O Brasil é o país que mais paga juros da dívida pública em relação ao Produto Interno Bruto (PIB), entre grandes economias citadas em relatório que o Conselho de Estabilidade Financeira (conhecido pela sigla FSB) enviou para a cúpula dos líderes do G20 no Rio. Em 2024, embora as projeções variem, alguns analistas econômicos estimam que o governo pode pagar algo em torno de R$ 800 bilhões a R$ 1 trilhão apenas com o serviço da dívida (juros e amortizações). Esse montante pode representar aproximadamente 9% a 10% do PIB brasileiro, dependendo das condições econômicas e das taxas de juros que prevalecerem ao longo do ano. Por que não renegociar os juros da dívida pública com os bancos?
No final do primeiro semestre de 2024, a dívida pública bruta do Brasil foi estimada em R$ 8,8 trilhões, o que representava aproximadamente 77% do Produto Interno Bruto (PIB) brasileiro.
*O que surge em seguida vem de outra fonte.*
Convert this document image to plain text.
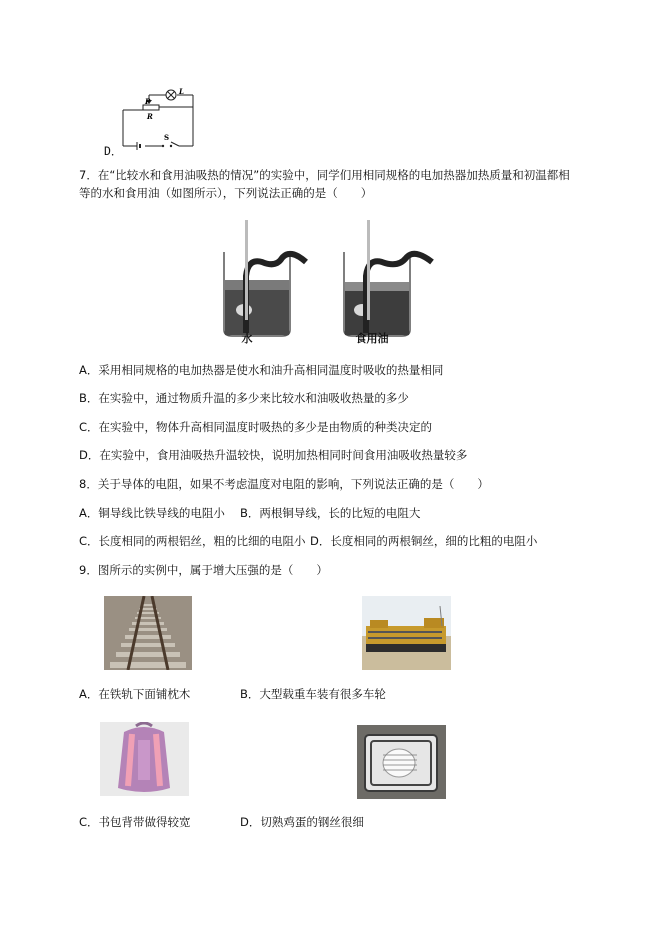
D．
P
R
L
S
7．在“比较水和食用油吸热的情况”的实验中，同学们用相同规格的电加热器加热质量和初温都相
等的水和食用油（如图所示），下列说法正确的是（　　）
水	食用油
A．采用相同规格的电加热器是使水和油升高相同温度时吸收的热量相同
B．在实验中，通过物质升温的多少来比较水和油吸收热量的多少
C．在实验中，物体升高相同温度时吸热的多少是由物质的种类决定的
D．在实验中，食用油吸热升温较快，说明加热相同时间食用油吸收热量较多
8．关于导体的电阻，如果不考虑温度对电阻的影响，下列说法正确的是（　　）
A．铜导线比铁导线的电阻小 B．两根铜导线，长的比短的电阻大
C．长度相同的两根铝丝，粗的比细的电阻小 D．长度相同的两根铜丝，细的比粗的电阻小
9．图所示的实例中，属于增大压强的是（　　）
A．在铁轨下面铺枕木	B．大型载重车装有很多车轮
C．书包背带做得较宽	D．切熟鸡蛋的钢丝很细
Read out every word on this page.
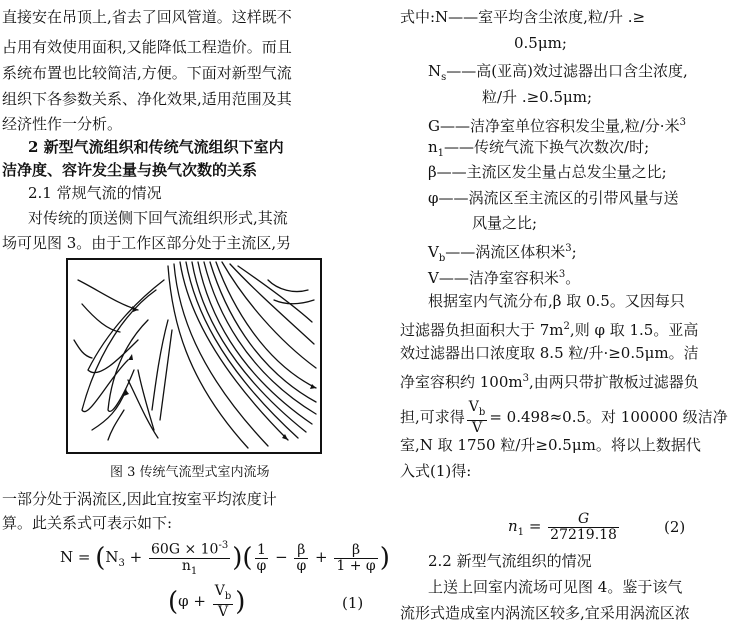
直接安在吊顶上,省去了回风管道。这样既不
占用有效使用面积,又能降低工程造价。而且
系统布置也比较简洁,方便。下面对新型气流
组织下各参数关系、净化效果,适用范围及其
经济性作一分析。
2 新型气流组织和传统气流组织下室内
洁净度、容许发尘量与换气次数的关系
2.1 常规气流的情况
对传统的顶送侧下回气流组织形式,其流
场可见图 3。由于工作区部分处于主流区,另
图 3 传统气流型式室内流场
一部分处于涡流区,因此宜按室平均浓度计
算。此关系式可表示如下:
$N = (N_3 + \frac{60G \times 10^{-3}}{n_1}$ )( $\frac{1}{\varphi} - \frac{\beta}{\varphi} + \frac{\beta}{1 + \varphi}$ )
($\varphi + \frac{V_b}{V}$ )	(1)
式中:N——室平均含尘浓度,粒/升 .≥
0.5μm;
$N_s——$高(亚高)效过滤器出口含尘浓度,
粒/升 .≥0.5μm;
G——洁净室单位容积发尘量,粒/分·米$^3$
$n_1——$传统气流下换气次数次/时;
β——主流区发尘量占总发尘量之比;
φ——涡流区至主流区的引带风量与送
风量之比;
$V_b——$涡流区体积米$^3$;
V——洁净室容积米$^3$。
根据室内气流分布,β 取 0.5。又因每只
过滤器负担面积大于 $7m^2$,则 φ 取 1.5。亚高
效过滤器出口浓度取 8.5 粒/升·≥0.5μm。洁
净室容积约 $100m^3$,由两只带扩散板过滤器负
担,可求得 $\frac{V_b}{V} = 0.498\approx 0.5$。对 100000 级洁净
室,N 取 1750 粒/升≥0.5μm。将以上数据代
入式(1)得:
$n_1 = \frac{G}{27219.18}$	(2)
2.2 新型气流组织的情况
上送上回室内流场可见图 4。鉴于该气
流形式造成室内涡流区较多,宜采用涡流区浓
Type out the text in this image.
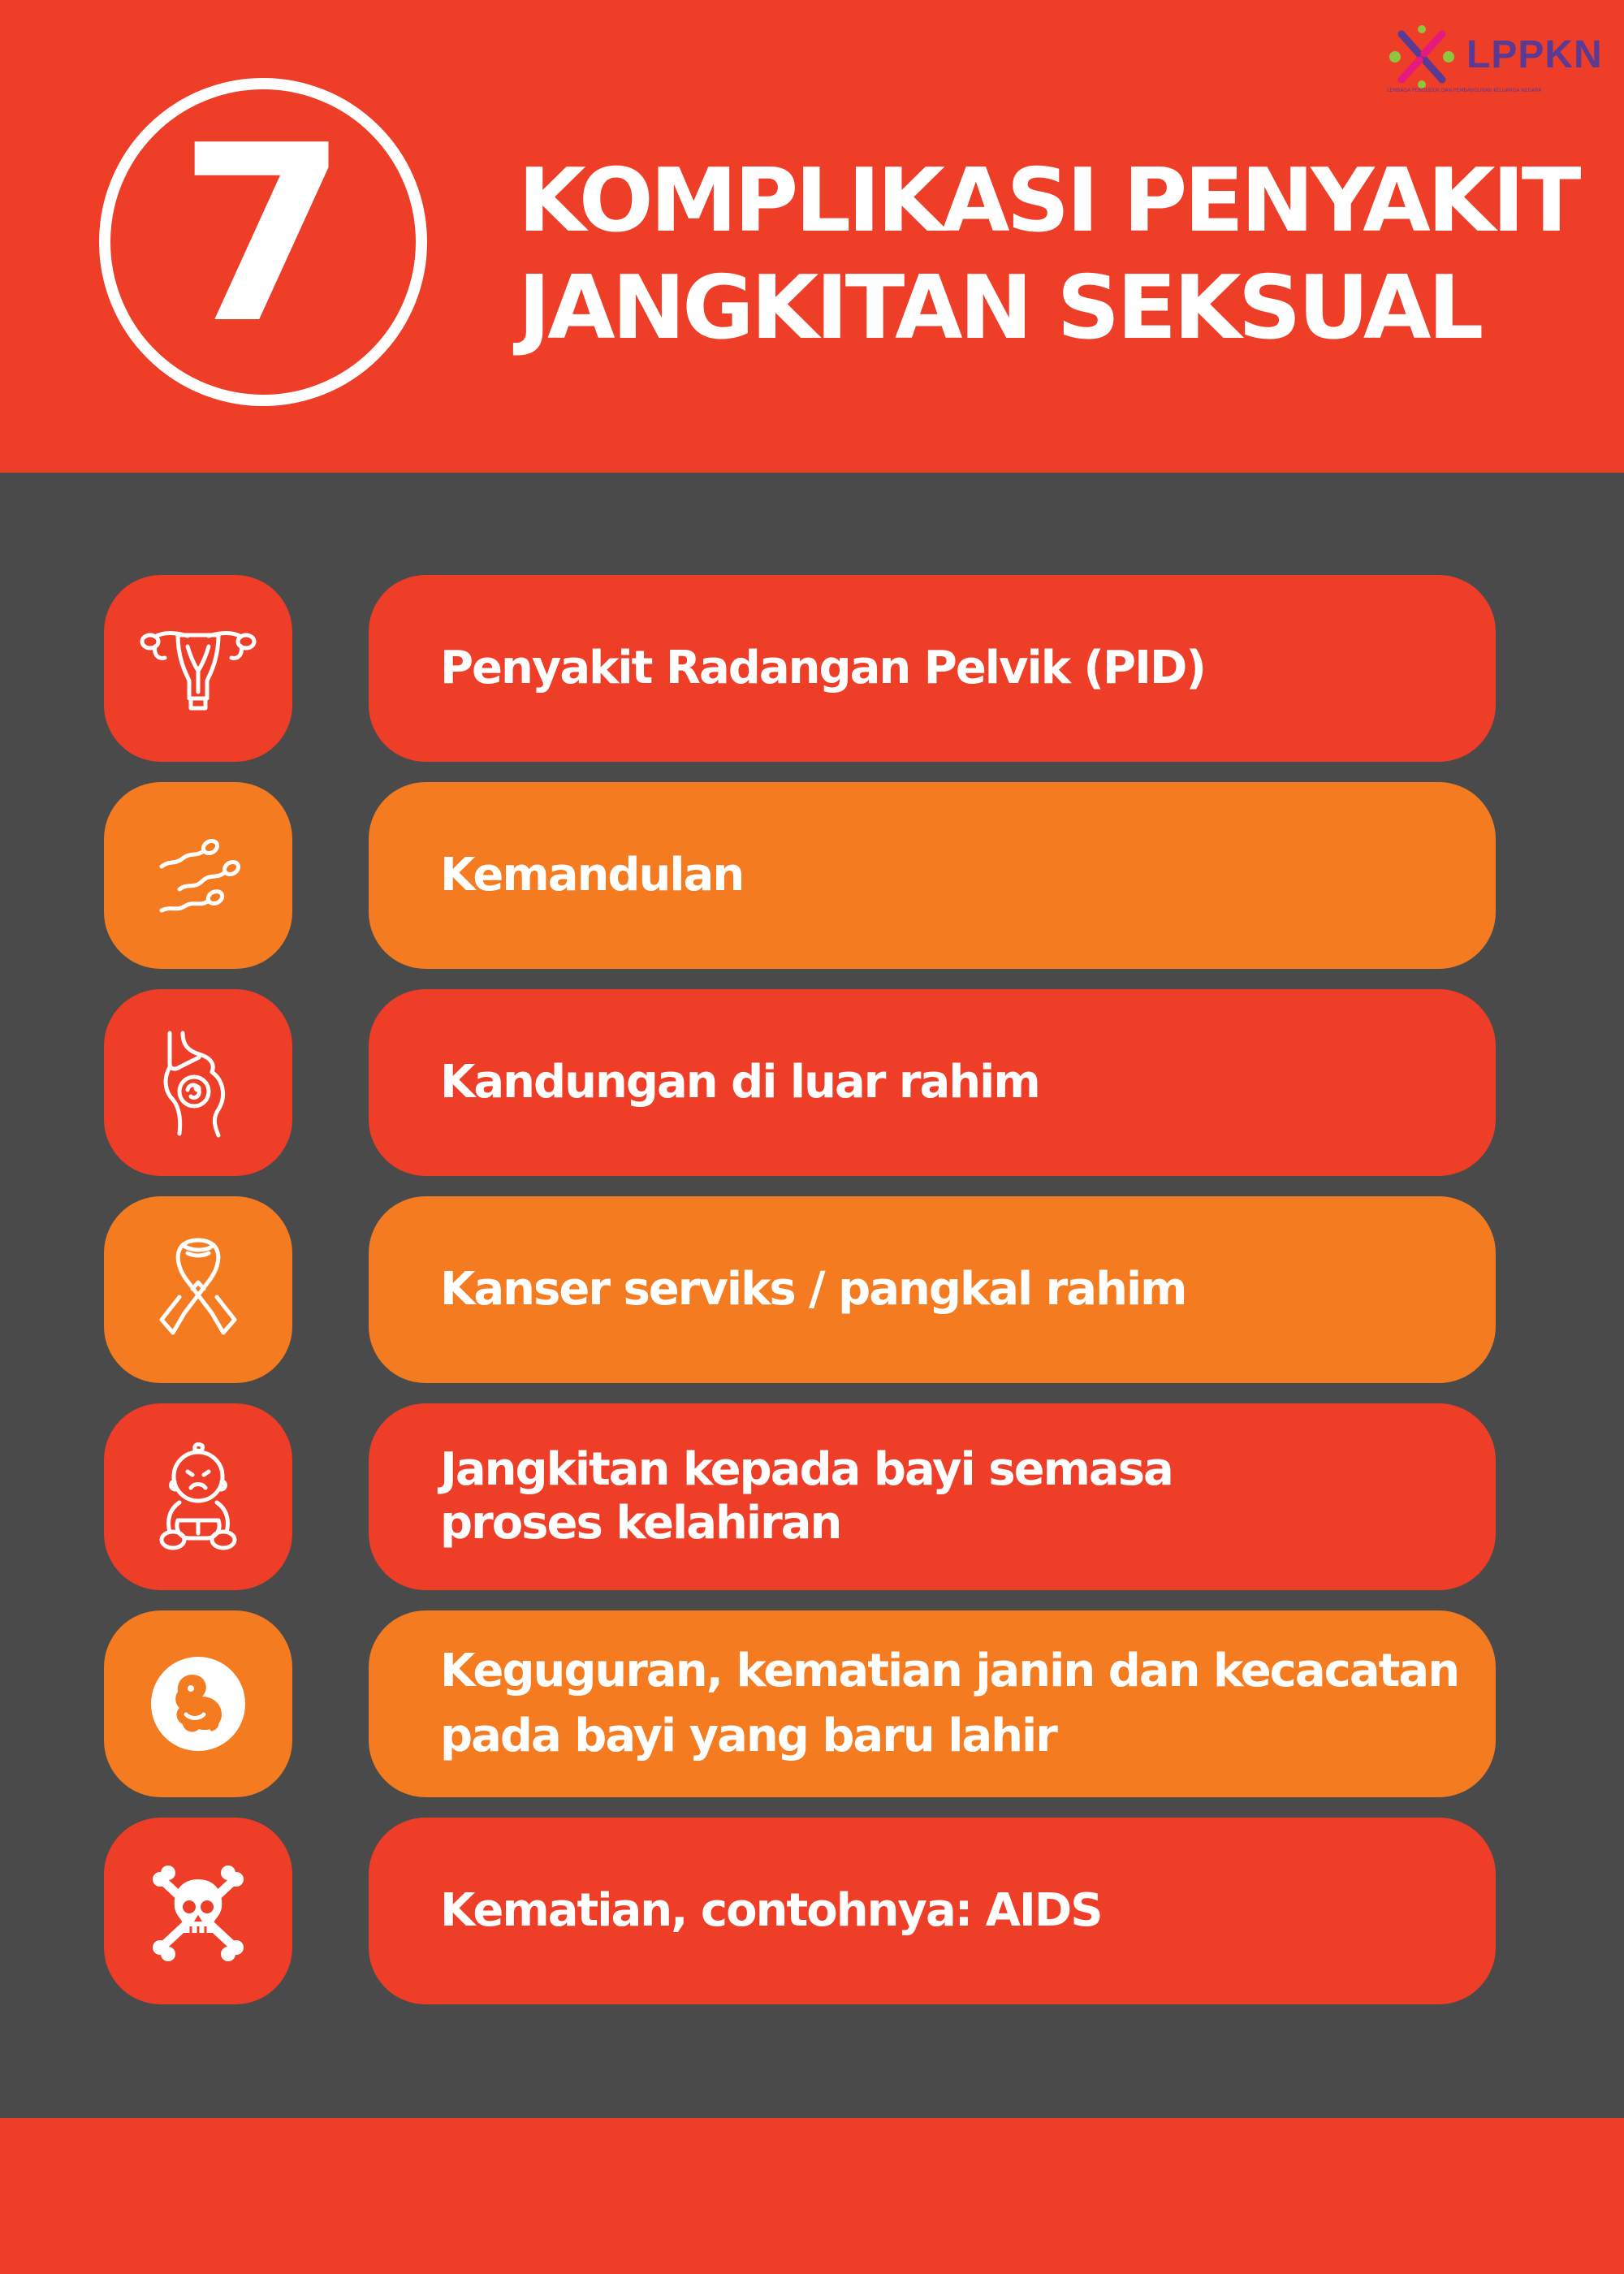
7 KOMPLIKASI PENYAKIT
JANGKITAN SEKSUAL
LPPKN
LEMBAGA PENDUDUK DAN PEMBANGUNAN KELUARGA NEGARA
Penyakit Radangan Pelvik (PID)
Kemandulan
Kandungan di luar rahim
Kanser serviks / pangkal rahim
Jangkitan kepada bayi semasa
proses kelahiran
Keguguran, kematian janin dan kecacatan
pada bayi yang baru lahir
Kematian, contohnya: AIDS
Existe uma margem razoável para investir em infraestrutura, criar empregos, e ampliar o crédito sem necessidade de pacotes fiscais recessivos. A obsessão de equilibrar o orçamento a qualquer custo tem como único objetivo manter o governo federal de mãos atadas e raptar o orçamento para os interesses de uma elite rentista.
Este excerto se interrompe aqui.